Location
- 1200 North Wolf RoadBerkeley, Illinois United States

District information
- Grades: PreK - 8th
- Established: 1848; 178 years ago
- Superintendent: Dr. Dan Sullivan

Students and staff
- Students: 2,462
- Teachers: 190

Other information
- Website: www.berkeley87.org

= Berkeley School District 87 =

Public school district in Berkeley, Illinois, United States

Berkeley School District 87 is a school district headquartered in Berkeley, Illinois. The school district comprises six schools.

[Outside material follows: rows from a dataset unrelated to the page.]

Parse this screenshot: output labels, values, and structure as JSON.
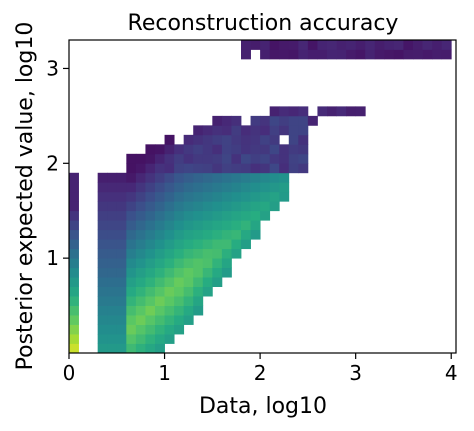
{
  "chart_data": {
    "type": "heatmap",
    "title": "Reconstruction accuracy",
    "xlabel": "Data, log10",
    "ylabel": "Posterior expected value, log10",
    "xlim": [
      0,
      4.05
    ],
    "ylim": [
      0,
      3.3
    ],
    "xticks": [
      {
        "value": 0,
        "label": "0"
      },
      {
        "value": 1,
        "label": "1"
      },
      {
        "value": 2,
        "label": "2"
      },
      {
        "value": 3,
        "label": "3"
      },
      {
        "value": 4,
        "label": "4"
      }
    ],
    "yticks": [
      {
        "value": 1,
        "label": "1"
      },
      {
        "value": 2,
        "label": "2"
      },
      {
        "value": 3,
        "label": "3"
      }
    ],
    "colormap": "viridis",
    "bin_size": 0.1,
    "grid": false,
    "data_columns": [
      0.0,
      0.3,
      0.45
    ],
    "density_ridge_slope": 1.35,
    "upper_band": {
      "x_range": [
        1.8,
        4.0
      ],
      "y_range": [
        3.15,
        3.3
      ]
    }
  }
}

It was established in 1848.

==Schools==

| School name | Principal | Number of Students | Lowest Grade | Highest Grade |
|---|---|---|---|---|
| MacArthur Middle School | Kevin Grochowski | 430 | 6th grade | 8th grade |
| Northlake Middle School | Sunil Mody | 469 | 6th grade | 8th grade |
| J W Riley Intermediate School | Maria Hendricks | 456 | 3rd grade | 5th grade |
| Jefferson Primary School | Paris Branton-May | 392 | Prekindergarten | 2nd grade |
| Sunnyside Intermediate School | Nancy Tortora | 437 | 3rd grade | 5th grade |
| Whittier Primary School | Tracy Bodenstab | 410 | Prekindergarten | 2nd grade |

Information based on 2017-18 Illinois Report Cards.